CHANGES OF SPATIAL DISPARITIES IN SATELLITE-DERIVED PM2.5 EXPOSURES OVER 2010–2019 IN CHINA
- 1School of Land Engineering, Chang’an University, Xi'an, Shaanxi, 710064, China
- 2Xi'an Key Laboratory of Territorial Spatial Information, Chang'an University, Xi'an, Shaanxi, 710064, China
- 3School of Human Settlements and Civil Engineering, Xi'an Jiaotong University, Xi'an, 710049, China
- 4Department of Geography and Environmental Management, University of Waterloo, Waterloo, Ontario N2L 3G1, Canada
Keywords: PM2.5, spatiotemporal disparity, satellite remote sensing, exposure, environmental justice, air pollution, China
Abstract.

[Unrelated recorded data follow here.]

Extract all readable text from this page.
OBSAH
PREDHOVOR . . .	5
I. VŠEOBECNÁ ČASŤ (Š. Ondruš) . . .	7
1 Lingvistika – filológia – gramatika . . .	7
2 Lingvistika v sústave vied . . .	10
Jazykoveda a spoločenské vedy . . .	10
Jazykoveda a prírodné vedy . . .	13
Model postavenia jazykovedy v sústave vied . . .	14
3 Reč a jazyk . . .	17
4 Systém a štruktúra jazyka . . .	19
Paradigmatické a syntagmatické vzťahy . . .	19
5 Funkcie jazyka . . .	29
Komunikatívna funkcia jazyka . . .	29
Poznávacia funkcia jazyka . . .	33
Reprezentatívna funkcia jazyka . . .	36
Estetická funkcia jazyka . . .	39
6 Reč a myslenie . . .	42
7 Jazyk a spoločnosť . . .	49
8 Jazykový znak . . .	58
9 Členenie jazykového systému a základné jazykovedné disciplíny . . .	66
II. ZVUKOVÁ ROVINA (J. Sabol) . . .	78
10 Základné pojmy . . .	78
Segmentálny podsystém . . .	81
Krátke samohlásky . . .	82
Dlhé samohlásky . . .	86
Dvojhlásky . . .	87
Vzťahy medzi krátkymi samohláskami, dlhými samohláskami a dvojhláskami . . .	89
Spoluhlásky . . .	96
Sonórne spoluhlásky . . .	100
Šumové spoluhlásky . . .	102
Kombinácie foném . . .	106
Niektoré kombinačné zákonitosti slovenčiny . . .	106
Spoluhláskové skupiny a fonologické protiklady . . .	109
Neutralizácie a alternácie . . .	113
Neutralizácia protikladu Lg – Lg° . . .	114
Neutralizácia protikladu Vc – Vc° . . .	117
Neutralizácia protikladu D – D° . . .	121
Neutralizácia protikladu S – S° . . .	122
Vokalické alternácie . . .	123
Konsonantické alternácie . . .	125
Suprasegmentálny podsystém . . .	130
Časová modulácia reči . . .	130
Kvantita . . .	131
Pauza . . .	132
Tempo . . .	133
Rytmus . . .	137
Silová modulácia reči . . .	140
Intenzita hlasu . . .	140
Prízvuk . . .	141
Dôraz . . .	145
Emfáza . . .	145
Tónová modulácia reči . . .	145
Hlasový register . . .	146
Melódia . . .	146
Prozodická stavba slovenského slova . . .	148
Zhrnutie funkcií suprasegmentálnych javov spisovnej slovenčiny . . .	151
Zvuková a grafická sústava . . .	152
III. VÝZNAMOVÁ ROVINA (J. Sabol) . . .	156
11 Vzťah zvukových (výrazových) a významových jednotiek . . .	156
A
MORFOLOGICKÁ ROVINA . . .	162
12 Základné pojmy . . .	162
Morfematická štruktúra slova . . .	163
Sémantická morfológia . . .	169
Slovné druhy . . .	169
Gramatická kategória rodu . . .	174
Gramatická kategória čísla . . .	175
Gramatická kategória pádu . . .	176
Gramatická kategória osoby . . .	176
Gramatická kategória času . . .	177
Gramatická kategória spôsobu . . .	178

Air pollution, especially fine particulate matter (PM2.5), has attracted extensive attention due to its adverse impacts on public health. Although PM2.5 pollution was significantly reduced in China over time, while little is known how the spatial disparity of PM2.5 exposure has evolved, especially from both absolute and relative perspectives. Here, we estimate the long-term PM2.5 exposures in China based on satellite observations and convolutional neural network, and characterize the spatial disparity of PM2.5 exposure using Theil index and rank-rank relationship. The result shows that both PM2.5 exposure and absolute spatial disparity were substantially reduced between 2010 and 2019. The nation-wide concentrations (Theil index) declined from 48.0µg/m3 (0.13) to 35.5µg/m3 (0.054). The inter-provincial disparities dominate the overall disparity in 2010, while the intra-provincial disparity contributed the most in 2019. However, while absolute disparities have diminished, relative disparities persist. PM2.5 exposures in the least 20th percentile polluted cities have increased over time, while exposures in other regions declined. On average, the more (less) polluted cities in 2010 were still the more (less) polluted cities in 2019 (except for the very most 2 percentile polluted cities), indicating that the population in more polluted cities still experiences more air pollution than others. Spatial pattern of relative disparity changes was also observed. Overall, understanding not only absolute spatial disparity but also relative disparity is required to help formulate targeted policies for an equitable environment, leaving nobody behind.